First, the Panda. The popular little hatchback, potentially known best for being the car of choice for The Grand Tour's James May, scored a zero-star rating across its latest wave of testing. That's a rather amazing feat for a relatively global platform that's sold all over Europe.
Ironically, it's almost 12 months to the day that Fiat's slightly larger Punto platform was handed a zero-star rating from the same group.
What makes the 2018 Panda's crash test particularly interesting is that, looking at the video, it's hard to discern any particularly sizeable negatives. The door-lines remain consistent and the roof panel flat in head-on crashes, seat-belts tension up and air bags go off as you'd expect them to for the three dummy occupants, and the dashboard remains intact.
Most curious of all the crash tests look very similar to the 2010 Panda tests, where the small Italian hatchback scored a four-star rating.
Inevitably, the reason why four-star safety in 2010 has become zero-star safety in 2018 is almost entirely to do with 'safety assistance technology'. NCAP commented that the Panda's seat-belt reminder system didn't meet their requirements, and no other driver-assistance systems (like autonomous emergency braking or lane keep assist) were present. This meant it scored zeros across a bunch of sub-categories.

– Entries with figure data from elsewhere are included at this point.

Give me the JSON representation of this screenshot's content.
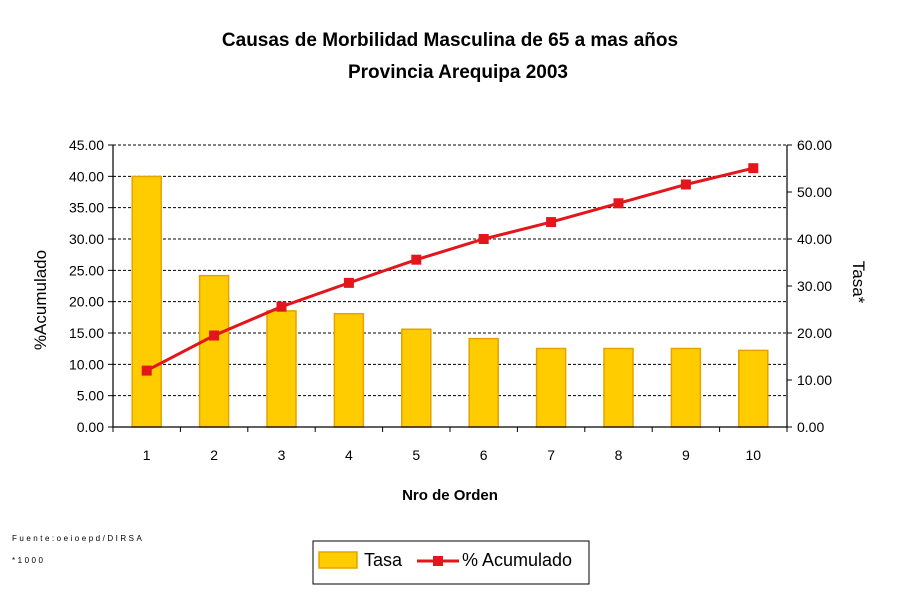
{
  "chart_data": {
    "type": "bar",
    "title": "Causas de Morbilidad Masculina de 65 a mas años",
    "subtitle": "Provincia Arequipa 2003",
    "xlabel": "Nro de Orden",
    "ylabel_left": "%Acumulado",
    "ylabel_right": "Tasa*",
    "categories": [
      "1",
      "2",
      "3",
      "4",
      "5",
      "6",
      "7",
      "8",
      "9",
      "10"
    ],
    "ylim_left": [
      0,
      45
    ],
    "ylim_right": [
      0,
      60
    ],
    "yticks_left": [
      "0.00",
      "5.00",
      "10.00",
      "15.00",
      "20.00",
      "25.00",
      "30.00",
      "35.00",
      "40.00",
      "45.00"
    ],
    "yticks_right": [
      "0.00",
      "10.00",
      "20.00",
      "30.00",
      "40.00",
      "50.00",
      "60.00"
    ],
    "grid": "dashed horizontal",
    "legend_position": "bottom",
    "series": [
      {
        "name": "Tasa",
        "type": "bar",
        "axis": "right",
        "color": "#FFCC00",
        "edge": "#E6A200",
        "values": [
          53.3,
          32.2,
          24.7,
          24.1,
          20.8,
          18.8,
          16.7,
          16.7,
          16.7,
          16.3
        ]
      },
      {
        "name": "% Acumulado",
        "type": "line",
        "axis": "left",
        "color": "#E3161B",
        "values": [
          9.0,
          14.6,
          19.2,
          23.0,
          26.7,
          30.0,
          32.7,
          35.7,
          38.7,
          41.3
        ]
      }
    ]
  },
  "footer": {
    "source": "Fuente:oeioepd/DIRSA",
    "note": "*1000"
  }
}
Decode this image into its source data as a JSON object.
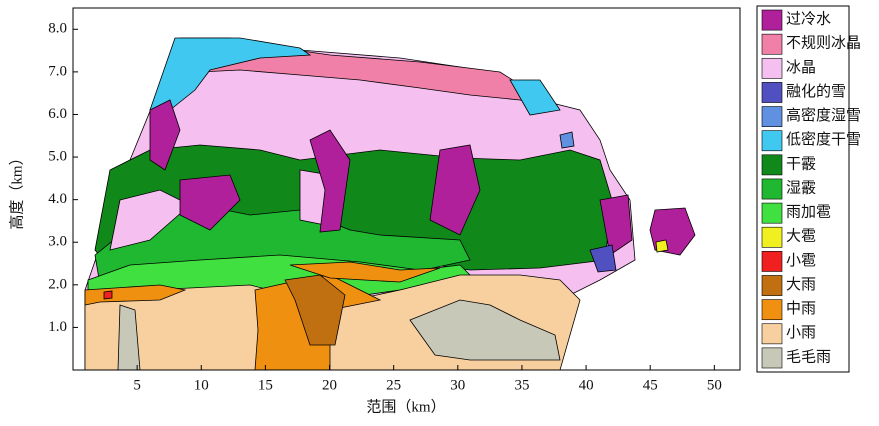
{
  "chart_data": {
    "type": "categorical-field",
    "x_label": "范围（km）",
    "y_label": "高度（km）",
    "xlim": [
      0,
      52
    ],
    "xticks": [
      5,
      10,
      15,
      20,
      25,
      30,
      35,
      40,
      45,
      50
    ],
    "ylim": [
      0,
      8.5
    ],
    "yticks": [
      {
        "value": 1,
        "label": "1.0"
      },
      {
        "value": 2,
        "label": "2.0"
      },
      {
        "value": 3,
        "label": "3.0"
      },
      {
        "value": 4,
        "label": "4.0"
      },
      {
        "value": 5,
        "label": "5.0"
      },
      {
        "value": 6,
        "label": "6.0"
      },
      {
        "value": 7,
        "label": "7.0"
      },
      {
        "value": 8,
        "label": "8.0"
      }
    ],
    "categories": [
      "过冷水",
      "不规则冰晶",
      "冰晶",
      "融化的雪",
      "高密度湿雪",
      "低密度干雪",
      "干霰",
      "湿霰",
      "雨加雹",
      "大雹",
      "小雹",
      "大雨",
      "中雨",
      "小雨",
      "毛毛雨"
    ],
    "colors": [
      "#b0209a",
      "#f080a8",
      "#f5c0f0",
      "#5050c0",
      "#6090e0",
      "#40c8f0",
      "#10881a",
      "#20b830",
      "#40e040",
      "#f0f020",
      "#f02020",
      "#c07010",
      "#f09010",
      "#f8d0a0",
      "#c8c8b8"
    ]
  }
}
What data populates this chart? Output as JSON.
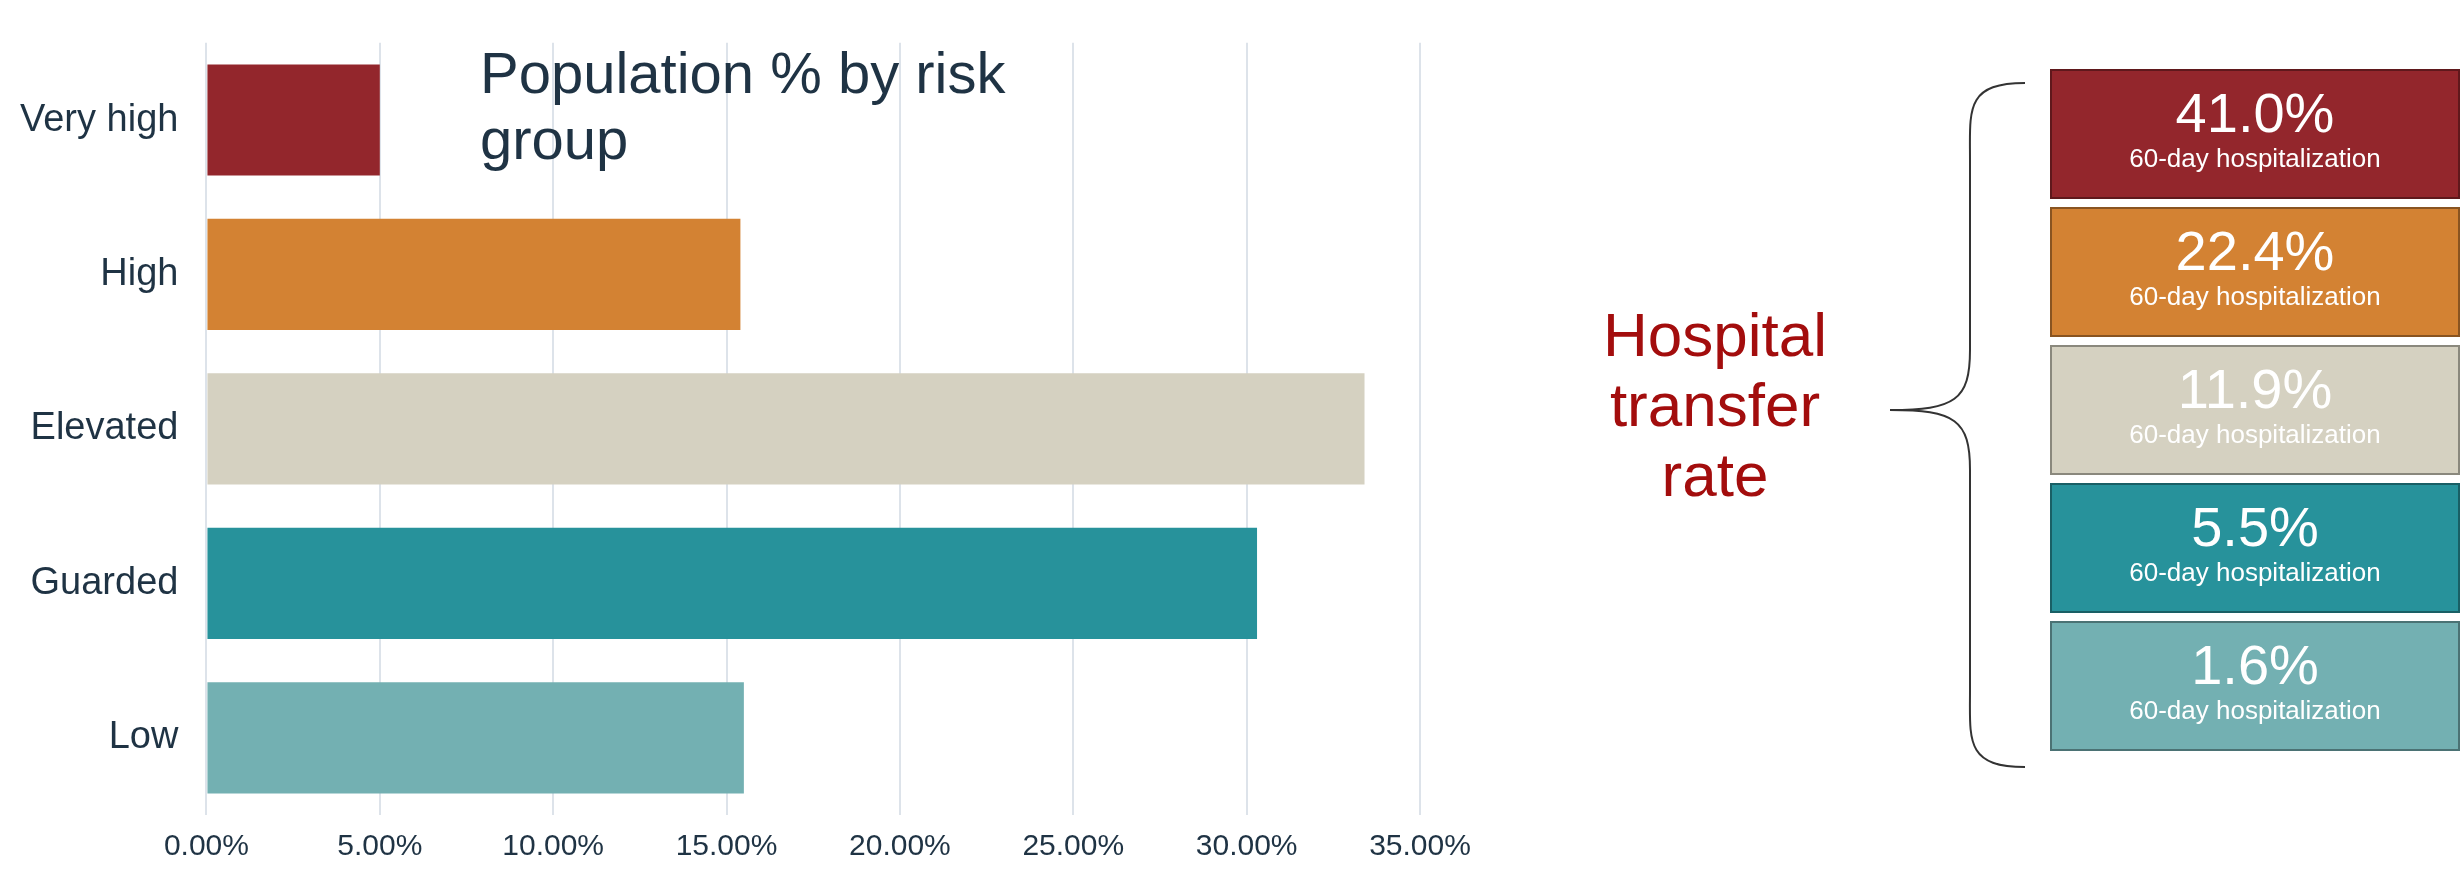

All up, the Panda scored a 45 per cent in adult protection, a 16 per cent in child protection, 47 per cent in protecting 'vulnerable road users' (such as pedestrians), and seven percent in safety assistance.
Improvements in car safety have been vast, and that's a good thing ... but it's also hard to ignore that this Panda is still likely structurally safer than most of the small cars on our roads today.
The other big story was the Jeep Wrangler. Unlike the Panda, this is a model we're actually going to see arriving in New Zealand in the new year. And it only achieved a one-star rating from Euro NCAP.
Like the Panda, the Wrangler copped heat from NCAP for lacking in the autonomous and semi autonomous safety game. Head protection for pedestrians was also listed by the organisation as "predominantly poor or adequate". All up, it scored a 50 per cent for adult protection, 69 per cent for child protection, 49 per cent for vulnerable road users, and 32 per cent for safety assist technology.
Speaking to Jalopnik, a spokesperson from Fiat Chrysler Automobiles cited that European Wranglers will be gaining AEB in the coming months, adding that the Wrangler was designed to “deliver superior performance and unique driving experiences under the most demanding conditions” and that “testing protocols that apply exclusively to urban scenarios may not align with such a vehicle.”
It's not yet clear whether the Wrangler range that hits New Zealand will come with AEB and other safety technologies as standard. We've contacted an Ateco Group NZ spokesperson, with the hope of finding out.